What Is a Large Language Model?

Large Language Models (LLMs) — the technology behind tools like ChatGPT, Gemini, and Claude — have become some of the most talked-about software in history. But how do they actually work? Behind the surprisingly human-like responses lies a fascinating blend of statistics, mathematics, and massive scale.

The Core Idea: Predicting the Next Word

At its most fundamental level, an LLM is a next-token predictor. Given a sequence of words (or tokens), the model calculates the probability of what word should come next. Do this millions of times in sequence, and you get coherent, contextually aware text.

This sounds simple — but the magic lies in how the model learns those probabilities. It doesn't memorize answers. It learns patterns across enormous datasets of human-written text.
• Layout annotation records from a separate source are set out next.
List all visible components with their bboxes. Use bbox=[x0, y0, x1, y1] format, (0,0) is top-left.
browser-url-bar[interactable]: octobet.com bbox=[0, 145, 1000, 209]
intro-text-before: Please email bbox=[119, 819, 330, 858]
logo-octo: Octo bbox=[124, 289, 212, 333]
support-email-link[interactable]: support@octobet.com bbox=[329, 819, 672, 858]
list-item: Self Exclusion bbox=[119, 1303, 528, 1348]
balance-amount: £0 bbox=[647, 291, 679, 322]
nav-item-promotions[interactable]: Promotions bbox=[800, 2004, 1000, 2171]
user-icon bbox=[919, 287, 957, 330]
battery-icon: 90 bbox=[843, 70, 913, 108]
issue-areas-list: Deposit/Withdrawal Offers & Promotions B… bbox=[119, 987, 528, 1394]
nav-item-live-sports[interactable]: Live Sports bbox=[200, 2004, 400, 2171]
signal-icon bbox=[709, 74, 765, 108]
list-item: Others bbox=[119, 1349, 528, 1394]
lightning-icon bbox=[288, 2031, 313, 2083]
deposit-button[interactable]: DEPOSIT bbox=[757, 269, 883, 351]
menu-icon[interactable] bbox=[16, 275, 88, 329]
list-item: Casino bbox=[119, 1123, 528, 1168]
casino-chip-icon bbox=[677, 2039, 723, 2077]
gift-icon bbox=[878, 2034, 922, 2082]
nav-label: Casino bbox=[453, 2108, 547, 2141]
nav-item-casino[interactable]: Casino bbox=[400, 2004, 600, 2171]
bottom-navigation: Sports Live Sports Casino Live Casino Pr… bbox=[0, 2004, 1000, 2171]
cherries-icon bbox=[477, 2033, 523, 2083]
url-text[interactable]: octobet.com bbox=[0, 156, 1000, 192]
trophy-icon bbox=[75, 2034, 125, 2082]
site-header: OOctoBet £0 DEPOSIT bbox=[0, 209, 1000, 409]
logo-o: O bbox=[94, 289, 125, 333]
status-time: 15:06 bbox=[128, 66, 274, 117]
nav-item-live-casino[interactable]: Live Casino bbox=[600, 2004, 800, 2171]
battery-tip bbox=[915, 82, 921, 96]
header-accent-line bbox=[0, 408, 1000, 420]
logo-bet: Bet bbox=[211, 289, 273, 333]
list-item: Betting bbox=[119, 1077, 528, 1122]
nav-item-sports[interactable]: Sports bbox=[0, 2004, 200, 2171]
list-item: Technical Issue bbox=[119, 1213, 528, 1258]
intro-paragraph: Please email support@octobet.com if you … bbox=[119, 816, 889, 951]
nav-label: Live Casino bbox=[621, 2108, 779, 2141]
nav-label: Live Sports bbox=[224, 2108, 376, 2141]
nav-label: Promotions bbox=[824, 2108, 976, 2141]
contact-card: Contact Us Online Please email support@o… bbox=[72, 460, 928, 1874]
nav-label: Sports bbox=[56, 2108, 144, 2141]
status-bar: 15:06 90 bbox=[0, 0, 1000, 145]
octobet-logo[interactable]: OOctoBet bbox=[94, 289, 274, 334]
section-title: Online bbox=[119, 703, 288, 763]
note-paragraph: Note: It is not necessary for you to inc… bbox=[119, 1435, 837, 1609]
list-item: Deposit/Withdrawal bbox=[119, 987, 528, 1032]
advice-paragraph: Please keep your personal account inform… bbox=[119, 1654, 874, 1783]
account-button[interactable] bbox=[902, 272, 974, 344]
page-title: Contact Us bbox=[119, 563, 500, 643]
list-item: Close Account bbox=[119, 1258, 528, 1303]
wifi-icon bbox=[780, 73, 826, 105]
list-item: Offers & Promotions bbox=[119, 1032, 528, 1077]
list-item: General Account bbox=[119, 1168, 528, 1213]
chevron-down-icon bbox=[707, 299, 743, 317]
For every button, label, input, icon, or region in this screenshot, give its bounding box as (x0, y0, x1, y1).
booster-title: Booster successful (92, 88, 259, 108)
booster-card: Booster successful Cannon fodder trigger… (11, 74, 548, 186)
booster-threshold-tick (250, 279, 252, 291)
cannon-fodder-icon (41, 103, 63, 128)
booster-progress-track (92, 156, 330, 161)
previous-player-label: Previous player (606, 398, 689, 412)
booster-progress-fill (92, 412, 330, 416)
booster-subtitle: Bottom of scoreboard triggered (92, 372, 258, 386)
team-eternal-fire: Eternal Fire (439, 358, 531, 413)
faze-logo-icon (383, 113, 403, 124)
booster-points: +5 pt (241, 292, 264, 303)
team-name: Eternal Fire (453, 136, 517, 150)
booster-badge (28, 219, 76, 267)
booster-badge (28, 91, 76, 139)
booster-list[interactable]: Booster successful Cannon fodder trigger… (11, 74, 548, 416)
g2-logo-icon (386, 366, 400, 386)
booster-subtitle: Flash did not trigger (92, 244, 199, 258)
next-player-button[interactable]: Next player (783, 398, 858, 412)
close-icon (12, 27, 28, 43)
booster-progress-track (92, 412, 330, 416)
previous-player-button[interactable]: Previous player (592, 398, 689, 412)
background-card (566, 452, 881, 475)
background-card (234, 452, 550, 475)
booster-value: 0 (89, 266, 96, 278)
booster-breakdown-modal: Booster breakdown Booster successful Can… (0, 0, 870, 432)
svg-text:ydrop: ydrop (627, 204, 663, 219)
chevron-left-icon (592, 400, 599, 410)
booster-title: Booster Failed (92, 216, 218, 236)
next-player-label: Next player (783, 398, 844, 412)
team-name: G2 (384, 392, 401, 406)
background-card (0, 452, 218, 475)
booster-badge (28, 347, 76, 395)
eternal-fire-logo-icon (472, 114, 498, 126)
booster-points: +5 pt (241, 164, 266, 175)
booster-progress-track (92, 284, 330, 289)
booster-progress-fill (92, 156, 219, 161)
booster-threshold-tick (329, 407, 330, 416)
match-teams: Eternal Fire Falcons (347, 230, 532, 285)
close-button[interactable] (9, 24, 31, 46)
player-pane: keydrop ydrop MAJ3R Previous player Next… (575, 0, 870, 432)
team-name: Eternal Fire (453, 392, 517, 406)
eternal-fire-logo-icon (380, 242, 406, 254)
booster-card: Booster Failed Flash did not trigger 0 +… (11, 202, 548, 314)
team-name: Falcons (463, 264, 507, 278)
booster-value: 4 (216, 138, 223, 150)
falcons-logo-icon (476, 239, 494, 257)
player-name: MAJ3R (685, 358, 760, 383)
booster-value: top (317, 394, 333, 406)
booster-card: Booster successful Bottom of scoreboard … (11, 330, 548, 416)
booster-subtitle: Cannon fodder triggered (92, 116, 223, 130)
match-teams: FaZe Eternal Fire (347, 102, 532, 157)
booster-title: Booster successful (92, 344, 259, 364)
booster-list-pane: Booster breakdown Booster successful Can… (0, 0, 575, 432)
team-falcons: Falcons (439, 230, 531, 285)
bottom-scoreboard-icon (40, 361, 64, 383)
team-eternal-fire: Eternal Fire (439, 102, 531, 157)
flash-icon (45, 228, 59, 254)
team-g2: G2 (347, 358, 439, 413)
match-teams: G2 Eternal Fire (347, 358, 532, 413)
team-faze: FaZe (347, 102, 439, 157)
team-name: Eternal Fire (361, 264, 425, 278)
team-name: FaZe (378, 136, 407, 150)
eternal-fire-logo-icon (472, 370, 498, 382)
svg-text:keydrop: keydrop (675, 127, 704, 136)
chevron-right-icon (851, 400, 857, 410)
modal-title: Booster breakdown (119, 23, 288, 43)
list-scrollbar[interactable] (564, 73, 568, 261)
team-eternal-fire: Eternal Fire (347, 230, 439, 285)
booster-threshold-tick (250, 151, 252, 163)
Training: Where the Intelligence Comes From

LLMs are trained in a multi-stage process:

  1. Pre-training: The model is exposed to vast corpora of text — books, websites, code, scientific papers — and learns to predict missing tokens. This phase can require weeks of compute time on thousands of specialized chips.
  2. Fine-tuning: The pre-trained model is then refined on curated, high-quality data for specific tasks or behaviors.
  3. RLHF (Reinforcement Learning from Human Feedback): Human raters evaluate model outputs, and those ratings are used to further steer the model toward helpful, accurate, and safe responses.

The Transformer Architecture

Modern LLMs are built on the transformer architecture, introduced in the landmark 2017 paper "Attention Is All You Need." The key innovation is the attention mechanism — a way for the model to weigh the relevance of every word in a sentence relative to every other word.

This allows the model to understand that in the sentence "The trophy wouldn't fit in the bag because it was too big," the word "it" refers to "trophy" — not "bag." Grasping such relationships is what gives LLMs their apparent comprehension.

Parameters: The Numbers Behind the Model

You'll often hear LLMs described by their parameter count — billions or even trillions of numerical values that encode the patterns learned during training. More parameters generally means more capacity to learn nuanced relationships, but also greater computational cost.

What LLMs Can and Cannot Do

  • Can do: Summarize text, write code, translate languages, answer questions, draft emails, explain concepts.
  • Cannot do: Reliably cite sources, perform real-time searches (without tools), or guarantee factual accuracy — they can "hallucinate" plausible-sounding but incorrect information.

Why This Matters

Understanding how LLMs work helps you use them more effectively and critically. Knowing that they predict tokens — rather than "think" — explains why they can be confidently wrong, why prompt wording matters so much, and why they excel at style and structure even when facts need verification.

As these models continue to evolve, literacy around their mechanisms will be an increasingly valuable skill — for developers, business leaders, and curious individuals alike.